Wednesday, July 22, 2009

Temp Reads $10,000,000,000,000

For those of you that thought most politicians had a stick up their what'sits, it's not exactly a stick - it's a thermometer.

It seems a shame that our Congresscritters and Senatorpeople can't actually look at the healthcare situation in this country without first checking their temperature with Aetna or Cigna or whichever insurance company is paying the bills this month.

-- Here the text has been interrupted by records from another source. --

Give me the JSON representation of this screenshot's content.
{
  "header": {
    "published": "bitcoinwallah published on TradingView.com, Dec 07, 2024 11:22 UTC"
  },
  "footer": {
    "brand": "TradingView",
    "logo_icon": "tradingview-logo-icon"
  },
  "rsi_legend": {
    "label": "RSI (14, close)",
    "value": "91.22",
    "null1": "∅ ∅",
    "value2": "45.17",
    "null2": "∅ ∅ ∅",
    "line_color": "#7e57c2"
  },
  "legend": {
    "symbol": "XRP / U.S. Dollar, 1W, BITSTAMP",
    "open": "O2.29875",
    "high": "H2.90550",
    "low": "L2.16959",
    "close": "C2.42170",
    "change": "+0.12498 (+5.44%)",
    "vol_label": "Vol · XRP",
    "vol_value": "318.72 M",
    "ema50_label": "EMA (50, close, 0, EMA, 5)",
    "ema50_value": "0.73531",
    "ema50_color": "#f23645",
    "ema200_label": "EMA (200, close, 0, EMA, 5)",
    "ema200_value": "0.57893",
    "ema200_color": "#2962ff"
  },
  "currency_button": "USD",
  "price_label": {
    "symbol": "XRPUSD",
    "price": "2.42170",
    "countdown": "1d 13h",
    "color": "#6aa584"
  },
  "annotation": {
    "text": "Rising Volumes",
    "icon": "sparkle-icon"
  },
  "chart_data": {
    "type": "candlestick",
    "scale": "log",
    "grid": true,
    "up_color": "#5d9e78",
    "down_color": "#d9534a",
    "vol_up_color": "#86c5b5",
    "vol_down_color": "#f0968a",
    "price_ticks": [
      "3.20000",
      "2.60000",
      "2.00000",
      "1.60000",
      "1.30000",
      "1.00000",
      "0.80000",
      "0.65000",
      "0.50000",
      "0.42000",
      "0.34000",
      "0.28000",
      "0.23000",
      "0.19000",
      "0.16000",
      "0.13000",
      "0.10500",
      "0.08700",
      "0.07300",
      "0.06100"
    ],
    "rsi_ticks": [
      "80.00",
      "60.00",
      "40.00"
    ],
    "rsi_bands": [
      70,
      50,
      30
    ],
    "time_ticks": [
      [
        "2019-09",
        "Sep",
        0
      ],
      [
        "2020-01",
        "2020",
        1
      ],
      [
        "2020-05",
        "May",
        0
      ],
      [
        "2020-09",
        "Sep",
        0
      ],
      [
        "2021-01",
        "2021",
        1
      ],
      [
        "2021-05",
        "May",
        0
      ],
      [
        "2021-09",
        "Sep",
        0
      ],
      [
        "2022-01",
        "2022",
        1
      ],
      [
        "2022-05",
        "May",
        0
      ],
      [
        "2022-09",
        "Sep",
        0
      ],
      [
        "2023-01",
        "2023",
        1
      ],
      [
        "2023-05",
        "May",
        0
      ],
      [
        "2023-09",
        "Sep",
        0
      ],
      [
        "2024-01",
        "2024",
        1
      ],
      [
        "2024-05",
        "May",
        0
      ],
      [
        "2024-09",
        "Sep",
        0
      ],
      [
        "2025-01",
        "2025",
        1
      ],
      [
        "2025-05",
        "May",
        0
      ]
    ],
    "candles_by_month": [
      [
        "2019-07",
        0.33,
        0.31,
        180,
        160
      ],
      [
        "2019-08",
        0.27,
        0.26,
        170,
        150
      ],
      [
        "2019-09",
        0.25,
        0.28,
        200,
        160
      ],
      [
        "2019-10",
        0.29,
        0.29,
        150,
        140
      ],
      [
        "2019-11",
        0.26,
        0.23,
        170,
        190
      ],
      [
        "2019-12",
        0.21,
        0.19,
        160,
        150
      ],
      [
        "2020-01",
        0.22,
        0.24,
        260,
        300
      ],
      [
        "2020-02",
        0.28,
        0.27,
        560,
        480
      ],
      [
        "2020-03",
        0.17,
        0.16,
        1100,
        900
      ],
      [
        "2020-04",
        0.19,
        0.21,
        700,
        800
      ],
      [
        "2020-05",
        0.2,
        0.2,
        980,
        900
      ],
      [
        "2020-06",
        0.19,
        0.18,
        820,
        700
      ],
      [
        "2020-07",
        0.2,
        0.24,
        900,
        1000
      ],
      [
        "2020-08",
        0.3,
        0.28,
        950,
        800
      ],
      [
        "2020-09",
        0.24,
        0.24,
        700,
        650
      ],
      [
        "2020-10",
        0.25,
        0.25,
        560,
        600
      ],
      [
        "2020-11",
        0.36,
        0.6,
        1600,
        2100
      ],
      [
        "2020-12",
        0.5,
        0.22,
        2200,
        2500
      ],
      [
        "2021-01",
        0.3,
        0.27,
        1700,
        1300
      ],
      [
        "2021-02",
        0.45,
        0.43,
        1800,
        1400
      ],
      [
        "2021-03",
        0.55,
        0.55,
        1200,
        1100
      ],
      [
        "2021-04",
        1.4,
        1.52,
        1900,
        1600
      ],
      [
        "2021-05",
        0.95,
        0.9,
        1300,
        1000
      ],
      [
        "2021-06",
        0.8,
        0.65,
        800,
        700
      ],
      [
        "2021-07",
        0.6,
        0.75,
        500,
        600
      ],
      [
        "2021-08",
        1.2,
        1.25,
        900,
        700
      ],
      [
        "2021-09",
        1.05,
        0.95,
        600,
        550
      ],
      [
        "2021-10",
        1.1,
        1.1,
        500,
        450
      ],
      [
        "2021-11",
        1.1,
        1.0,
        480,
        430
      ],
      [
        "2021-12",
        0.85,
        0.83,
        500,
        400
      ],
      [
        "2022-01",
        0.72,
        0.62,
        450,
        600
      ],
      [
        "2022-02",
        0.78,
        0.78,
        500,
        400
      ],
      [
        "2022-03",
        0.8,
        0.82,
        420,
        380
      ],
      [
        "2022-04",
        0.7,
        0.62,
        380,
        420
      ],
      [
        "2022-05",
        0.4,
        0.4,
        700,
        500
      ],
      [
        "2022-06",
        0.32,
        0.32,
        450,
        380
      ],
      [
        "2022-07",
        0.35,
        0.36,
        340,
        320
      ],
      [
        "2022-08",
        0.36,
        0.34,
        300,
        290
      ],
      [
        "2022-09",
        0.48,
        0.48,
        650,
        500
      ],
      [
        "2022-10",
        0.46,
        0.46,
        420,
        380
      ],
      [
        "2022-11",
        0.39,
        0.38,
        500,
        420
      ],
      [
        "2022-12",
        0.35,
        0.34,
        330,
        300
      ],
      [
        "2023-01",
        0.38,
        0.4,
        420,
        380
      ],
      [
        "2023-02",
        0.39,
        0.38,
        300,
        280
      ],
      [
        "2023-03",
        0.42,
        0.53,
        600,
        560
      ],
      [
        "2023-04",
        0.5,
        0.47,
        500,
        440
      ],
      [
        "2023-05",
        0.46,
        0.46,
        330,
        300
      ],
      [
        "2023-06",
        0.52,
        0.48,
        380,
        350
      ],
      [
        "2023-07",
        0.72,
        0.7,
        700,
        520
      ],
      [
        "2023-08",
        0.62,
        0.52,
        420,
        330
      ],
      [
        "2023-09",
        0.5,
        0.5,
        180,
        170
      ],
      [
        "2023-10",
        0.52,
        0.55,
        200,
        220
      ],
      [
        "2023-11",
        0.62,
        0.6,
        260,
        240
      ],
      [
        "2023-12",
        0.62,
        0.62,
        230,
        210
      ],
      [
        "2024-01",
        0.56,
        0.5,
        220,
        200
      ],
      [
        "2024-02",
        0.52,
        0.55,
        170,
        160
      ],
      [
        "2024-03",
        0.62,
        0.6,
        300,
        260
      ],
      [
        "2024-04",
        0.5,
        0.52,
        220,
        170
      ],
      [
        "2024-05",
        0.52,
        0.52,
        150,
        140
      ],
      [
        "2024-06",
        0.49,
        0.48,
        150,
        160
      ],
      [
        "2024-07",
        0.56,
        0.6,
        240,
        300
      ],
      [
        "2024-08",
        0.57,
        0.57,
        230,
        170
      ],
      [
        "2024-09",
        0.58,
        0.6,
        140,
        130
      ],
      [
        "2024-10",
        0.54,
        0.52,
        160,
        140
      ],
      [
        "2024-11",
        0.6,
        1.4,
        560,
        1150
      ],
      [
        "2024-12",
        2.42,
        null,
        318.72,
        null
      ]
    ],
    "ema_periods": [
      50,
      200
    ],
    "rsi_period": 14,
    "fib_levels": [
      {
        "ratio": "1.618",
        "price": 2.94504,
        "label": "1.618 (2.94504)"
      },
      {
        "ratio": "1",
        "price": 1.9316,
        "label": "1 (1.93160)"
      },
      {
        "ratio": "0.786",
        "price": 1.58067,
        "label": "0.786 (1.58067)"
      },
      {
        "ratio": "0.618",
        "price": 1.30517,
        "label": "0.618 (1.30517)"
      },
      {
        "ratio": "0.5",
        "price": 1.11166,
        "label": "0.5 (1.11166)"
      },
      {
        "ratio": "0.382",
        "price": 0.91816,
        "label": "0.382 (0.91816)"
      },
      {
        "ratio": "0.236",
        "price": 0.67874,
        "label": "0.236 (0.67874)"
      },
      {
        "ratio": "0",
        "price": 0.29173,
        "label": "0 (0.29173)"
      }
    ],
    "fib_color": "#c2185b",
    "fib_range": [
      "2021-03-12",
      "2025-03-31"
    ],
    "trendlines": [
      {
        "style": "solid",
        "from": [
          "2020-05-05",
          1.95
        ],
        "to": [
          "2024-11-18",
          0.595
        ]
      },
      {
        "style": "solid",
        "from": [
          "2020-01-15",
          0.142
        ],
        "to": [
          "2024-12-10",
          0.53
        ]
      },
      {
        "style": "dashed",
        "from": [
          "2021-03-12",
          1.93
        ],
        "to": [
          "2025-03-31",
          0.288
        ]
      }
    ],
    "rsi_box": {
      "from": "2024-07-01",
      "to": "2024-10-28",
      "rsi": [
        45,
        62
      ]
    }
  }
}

It seems very simple to me: if we mandate that people have insurance, and the government is willing to help pay for health insurance for poor people, and we don't have a public plan in place, what do you think the big insurance companies and big pharma companies are gonna think? I'll tell you:

Cha-CHING!!!

It's going to be Halliburton & KBR all over again, except now we're talking health insurance, instead of army showers that double as execution chambers and food that doubles as bioweaponry. Assuming the government wants to make sure they don't piss off the big industries that pay for their campaigns, all of these contracts will likely be some form of "cost-plus" system. Which means the insurance industry will be guaranteed a profit (duh), only now, the taxpayers will probably be paying more for it than we have been.

I've not been blogging about this yet, simply because the more time passes on this issue, the more complex it all grows. That everyone has shied away from the single-payer system the whole country (except for the dittoheads) seems to want is bizarre enough. Jim DeMint of S. Carolina has even suggested that if Obama doesn't get his public option, this could be "his Waterloo" in relatively hopeful tones. Bill Kristol has stated that instead of letting the process play itself out, the Repugs should "go for the jugular," and make sure that Obama's failure is splattered all over the mediascape, in order that Obama loses the next election, and perhaps the Rs can regain some lost seats in congress. Nice to know that what matters most to some Repugnicans is Obama's failure, not the public's needs.

I know - what else is new?

So here we are, with a Democratic president and a Democrat-controlled House and Senate and still, healthcare is too big a nut to crack. If that doesn't tell you that something is wrong with both the Democratic Party and the way we do politics in this country, well, I can't write letters that large.